You know how when you first start dating someone, the emailing can be the best — and worst — part of the whole thing? He writes such funny, smart, adorable notes that you forward them to half a dozen of your friends (and your wacky Aunt Nell in Minnesota because, hey, you've owed her a phone call for months and you want to throw the poor woman a bone). But then there are those days — and days and days — when you don't hear from him at all, which make you want to type out a memorable note of your own, along the lines of: "Either SAY SOMETHING SOON or I will write your mother (I friended her on Facebook after our second date) to make sure you're still alive. Dammit."

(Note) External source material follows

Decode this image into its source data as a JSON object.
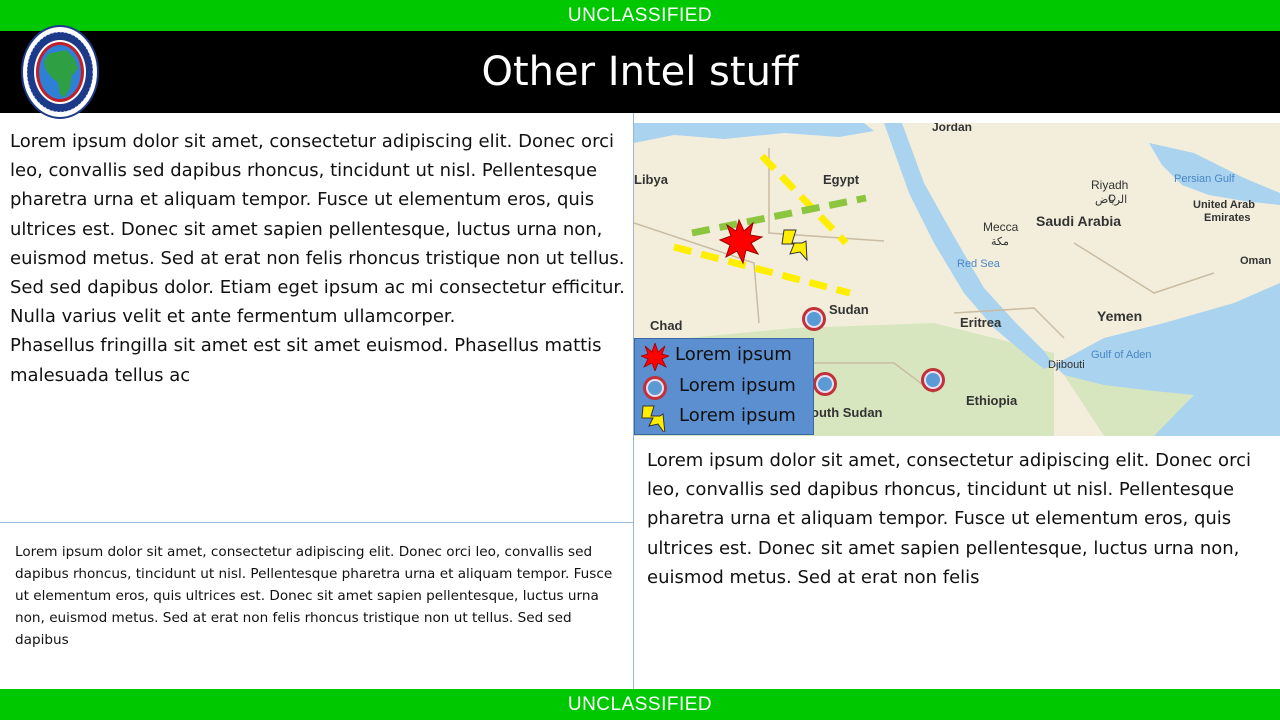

Yes, well, anyway … the other day, I picked up my mail to find a copy of a new book called Alone Together: Why We Expect More from Technology and Less from Each Other, by Sherry Turkle, a psychologist and MIT professor. The book discusses the ways that technology has enabled us to do anything anywhere — and in the process has helped to make our bosses expect us to do everything, all the time, no matter where we might be. What's more, being constantly "connected" to the Internet often means we're disconnected from our real lives: It's easy to feel like we're in touch with plenty of friends through social networking sites, and at the same time to feel a deep emotional void because commenting on someone's status update is not the same as enjoying a good conversation with them over dinner — and giving an electronic thumbs-up is nothing like a proper hug.
So does Dr. Turkle have any tips about when we shouldn't e-mail or text to communicate with a guy we've recently started seeing? Here's what she had to say:
Don't communicate electronically if...
1. You're writing out of need or desperation.
In other words, don't send an email about some news article you thought was interesting, or asking some irrelevant question, when what you're really doing is trying to ask: Hey, why haven't I heard from you? Do you like me? Can you give me a better clue about what you're thinking?
2. You're not positive that the guy you're dating will be happy to receive your email or text.
Wait until you reach a point when you are positive he'll be happy to hear from you. Till then, try to keep the communication to a minimum. It'll help you feel more in control and less on edge.)
3. You have something important to mention or discuss, and you know that it would be better for the relationship (or for your own well-being) if you could see your partner's emotional response to what you are saying.
E-mailing or texting works well when things are going smoothly in a relationship. But that stuff can get us into trouble when things are less positive, because the chance for miscommunication is much greater. What's more, emails are often ambiguous, and an ambiguous email from someone with whom you are having an ambiguous relationship can cause anxiety. Having eye contact, or at least hearing the voice of the person can give you information about your partners' feelings that will enable you to make realistic decisions.